If Washington is not ready for this new world, Beijing is. In fact, Beijing is heralding its creation, believing that its centralized and totalitarian system is better suited to benefit from these new advances than the free and decentralized—disorganized, in China’s view—societies of the West.

What’s needed, then, is for Washington to fully embrace these new technologies; to build the infrastructure for their R&D here, rather than to allow for Beijing to suck those capabilities over to China, and then craft meaningful regulations and shape moral uses for these products. There is no turning the dial back on this exotic tech. 

At the same time, the United States government should prevent the sharing of exotic technology with China by making such technology transfers from Western firms/individuals/labs to Chinese entities illegal bribes under the Foreign Corrupt Practices Act.

Washington must also use the Committee for Foreign Investment in the United States (CFIUS) to effectively curb Chinese efforts to legally buy into high-tech research and development here (where the Chinese firms would then absorb that information and fold it into their indigenous efforts). There is much, much more that the United States government must do to curb Chinese investment and tech transfers to China, but that is the subject of a longer, future article.

It is not enough to simply stymie and stunt technology transfers or illicit Chinese investment into high technology R&D here in the United States. Greater innovation and R&D here in the US must be fostered.

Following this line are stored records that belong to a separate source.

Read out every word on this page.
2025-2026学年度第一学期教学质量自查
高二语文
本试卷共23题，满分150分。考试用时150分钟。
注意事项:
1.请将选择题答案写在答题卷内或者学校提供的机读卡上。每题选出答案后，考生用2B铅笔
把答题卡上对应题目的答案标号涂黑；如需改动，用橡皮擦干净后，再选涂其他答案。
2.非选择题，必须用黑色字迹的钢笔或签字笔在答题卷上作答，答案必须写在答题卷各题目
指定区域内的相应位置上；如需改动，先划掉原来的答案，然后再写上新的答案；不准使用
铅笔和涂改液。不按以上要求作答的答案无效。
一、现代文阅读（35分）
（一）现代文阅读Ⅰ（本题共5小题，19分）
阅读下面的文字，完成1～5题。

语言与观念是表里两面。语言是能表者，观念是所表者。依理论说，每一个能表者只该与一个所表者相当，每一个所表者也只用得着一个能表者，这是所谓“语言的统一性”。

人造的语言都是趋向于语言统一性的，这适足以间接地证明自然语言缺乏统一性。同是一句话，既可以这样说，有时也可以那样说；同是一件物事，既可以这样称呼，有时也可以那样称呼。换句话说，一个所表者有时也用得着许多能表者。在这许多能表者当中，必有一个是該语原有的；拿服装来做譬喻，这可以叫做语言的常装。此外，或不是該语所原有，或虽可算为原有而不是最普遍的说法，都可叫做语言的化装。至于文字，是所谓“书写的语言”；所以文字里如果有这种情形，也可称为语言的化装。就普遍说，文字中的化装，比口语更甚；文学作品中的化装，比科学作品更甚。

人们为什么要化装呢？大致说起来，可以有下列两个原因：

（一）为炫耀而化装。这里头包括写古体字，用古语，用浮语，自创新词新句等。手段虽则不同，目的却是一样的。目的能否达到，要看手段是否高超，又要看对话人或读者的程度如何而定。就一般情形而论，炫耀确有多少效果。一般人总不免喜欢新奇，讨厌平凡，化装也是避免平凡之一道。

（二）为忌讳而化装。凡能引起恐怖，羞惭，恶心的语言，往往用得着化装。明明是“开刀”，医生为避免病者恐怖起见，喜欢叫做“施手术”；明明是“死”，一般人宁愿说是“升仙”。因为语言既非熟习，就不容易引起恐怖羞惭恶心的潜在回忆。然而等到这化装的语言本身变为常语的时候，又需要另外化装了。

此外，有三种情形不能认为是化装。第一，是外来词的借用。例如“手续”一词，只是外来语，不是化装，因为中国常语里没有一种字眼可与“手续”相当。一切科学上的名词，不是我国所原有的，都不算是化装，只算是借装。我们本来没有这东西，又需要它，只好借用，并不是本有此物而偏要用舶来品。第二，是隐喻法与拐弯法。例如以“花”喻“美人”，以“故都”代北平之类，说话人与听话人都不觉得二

Due to the unconventional nature and high risk to private sector venture capital, the United States government will have to do for this new spate of technology what it did for high-tech in the late twentieth century: it will have to invest US tax dollars into building the infrastructure for the ecosystem to support the rapid development of this exotic technology. 

In so doing, America can sit atop of the new century’s greatest innovations and products and ensure it remains the world’s superpower in the same way that the US did in the previous century. China is doing precisely this same pattern of development (it’s no wonder that the works of both Mariana Mazzucato and Michele Wucker are so popular in China today).

Like the Americans of the twentieth century—and as I hope, the Americans of the twenty-first century—the Chinese of today want to create the ecosystem for exotic technology R&D in China so that their country benefits most from these new developments.

By having the almighty first-mover advantage, however, America can help to prevent the slipshod Chinese from shaping the future in ways that are inimical to the United States. Otherwise, China will beat America and will truly become the dominant player in the world by 2049, as Xi Jinping envisions.